In housing, which is more important: People or markets?
This article comes from reporter Jennifer Robison of the Las Vegas Review-Journal, who says the city is about to get another case of housing whiplash: “A mere three months after a new state law eased bank foreclosure requirements, yet another state law taking effect Tuesday layers on new rules. Observers on both sides of `The Homeowner’s Bill of Rights’ agree it will throw another kink into Nevada’s moribund foreclosure segment. The question is what’s more important: Protecting homeowners who are behind on payments or promoting speedy recovery of the state’s housing market?” She notes that foreclosures and short sales made up 56 percent of all closings statewide. In Las Vegas, 40,000 single-family homes sit empty. Yet the area has less than two months of home inventory available. The shortage “has helped distort the market, driving median prices up more than 30 percent year-over-year.”

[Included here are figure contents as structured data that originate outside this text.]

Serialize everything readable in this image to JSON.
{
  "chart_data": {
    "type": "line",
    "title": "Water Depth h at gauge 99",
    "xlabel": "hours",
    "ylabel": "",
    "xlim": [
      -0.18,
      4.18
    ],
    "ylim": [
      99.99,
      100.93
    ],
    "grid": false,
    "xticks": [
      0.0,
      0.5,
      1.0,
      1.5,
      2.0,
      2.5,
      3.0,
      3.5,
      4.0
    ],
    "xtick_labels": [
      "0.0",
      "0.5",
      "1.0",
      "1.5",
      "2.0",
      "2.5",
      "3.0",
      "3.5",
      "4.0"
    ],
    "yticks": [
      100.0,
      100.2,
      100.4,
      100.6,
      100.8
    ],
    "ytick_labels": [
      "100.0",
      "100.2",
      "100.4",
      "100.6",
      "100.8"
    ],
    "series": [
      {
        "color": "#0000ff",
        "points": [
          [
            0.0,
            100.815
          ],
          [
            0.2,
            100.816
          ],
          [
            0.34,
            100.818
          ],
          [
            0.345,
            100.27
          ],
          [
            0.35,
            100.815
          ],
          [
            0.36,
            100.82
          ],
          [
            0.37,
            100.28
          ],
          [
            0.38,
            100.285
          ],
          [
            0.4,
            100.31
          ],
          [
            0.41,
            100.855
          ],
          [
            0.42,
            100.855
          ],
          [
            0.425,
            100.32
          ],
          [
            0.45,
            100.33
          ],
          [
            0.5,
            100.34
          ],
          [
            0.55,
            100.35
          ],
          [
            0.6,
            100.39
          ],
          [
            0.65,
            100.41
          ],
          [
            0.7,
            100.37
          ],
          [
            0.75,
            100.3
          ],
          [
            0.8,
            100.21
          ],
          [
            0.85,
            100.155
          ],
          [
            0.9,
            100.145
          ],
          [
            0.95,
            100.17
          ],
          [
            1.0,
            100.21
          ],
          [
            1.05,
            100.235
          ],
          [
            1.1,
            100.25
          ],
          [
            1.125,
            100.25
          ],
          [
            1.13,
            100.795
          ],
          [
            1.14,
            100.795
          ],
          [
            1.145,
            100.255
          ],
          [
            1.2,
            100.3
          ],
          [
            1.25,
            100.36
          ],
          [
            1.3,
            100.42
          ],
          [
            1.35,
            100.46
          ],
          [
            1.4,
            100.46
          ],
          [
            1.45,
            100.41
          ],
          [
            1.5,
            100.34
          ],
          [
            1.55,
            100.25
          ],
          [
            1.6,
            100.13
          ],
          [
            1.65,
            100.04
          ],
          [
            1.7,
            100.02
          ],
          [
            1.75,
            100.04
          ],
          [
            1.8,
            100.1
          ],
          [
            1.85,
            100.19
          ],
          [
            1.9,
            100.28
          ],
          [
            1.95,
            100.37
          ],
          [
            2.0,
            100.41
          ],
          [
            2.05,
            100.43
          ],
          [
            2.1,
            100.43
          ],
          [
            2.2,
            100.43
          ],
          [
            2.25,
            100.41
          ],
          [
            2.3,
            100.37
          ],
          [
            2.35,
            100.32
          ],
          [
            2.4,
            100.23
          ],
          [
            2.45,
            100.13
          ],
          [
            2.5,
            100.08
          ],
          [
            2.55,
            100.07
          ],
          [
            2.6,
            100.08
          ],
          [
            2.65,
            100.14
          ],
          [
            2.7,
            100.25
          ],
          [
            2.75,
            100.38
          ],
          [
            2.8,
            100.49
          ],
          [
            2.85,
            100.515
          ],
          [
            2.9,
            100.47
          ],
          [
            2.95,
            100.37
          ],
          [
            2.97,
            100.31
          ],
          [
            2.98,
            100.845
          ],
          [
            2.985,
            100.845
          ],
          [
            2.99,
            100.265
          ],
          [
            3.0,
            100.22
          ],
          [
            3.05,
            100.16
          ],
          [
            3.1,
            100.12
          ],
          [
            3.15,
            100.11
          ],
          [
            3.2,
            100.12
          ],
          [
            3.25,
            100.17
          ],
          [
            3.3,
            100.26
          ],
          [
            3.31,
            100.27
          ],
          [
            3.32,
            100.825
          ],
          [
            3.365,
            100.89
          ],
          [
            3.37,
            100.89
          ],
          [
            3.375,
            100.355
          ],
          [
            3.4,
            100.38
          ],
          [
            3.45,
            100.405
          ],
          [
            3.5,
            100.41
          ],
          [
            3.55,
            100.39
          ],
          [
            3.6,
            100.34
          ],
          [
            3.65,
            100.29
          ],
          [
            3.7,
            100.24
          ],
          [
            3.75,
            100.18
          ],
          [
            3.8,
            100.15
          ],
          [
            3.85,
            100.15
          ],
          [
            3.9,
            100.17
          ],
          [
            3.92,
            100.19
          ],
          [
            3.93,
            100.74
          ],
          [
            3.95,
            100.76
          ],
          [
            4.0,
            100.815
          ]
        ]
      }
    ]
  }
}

You love the Classic Roll at Cinnabon, admit it
A mere 880 calories in every “swirly pillow of dough dripping with cinnamon, brown sugar, margarine, and cream-cheese frosting,” writes Duane Stanford. There’s a business story, too, or else it wouldn’t be in Bloomberg Businessweek. But the real pleasure here is the over-the-top foodie writing, like this: “The plastic knife cuts through an outside that’s mildly crusty before giving way to a softer middle. Frosting melts into the ridges of the bun, which sits in a brown puddle of excess. Take a bite and the buttery flavor bathes the edges of the tongue as the gritty sweetness of sugar and cinnamon washes over the tip.” OK, so this has nothing to do with finance. Who cares? Have a great weekend.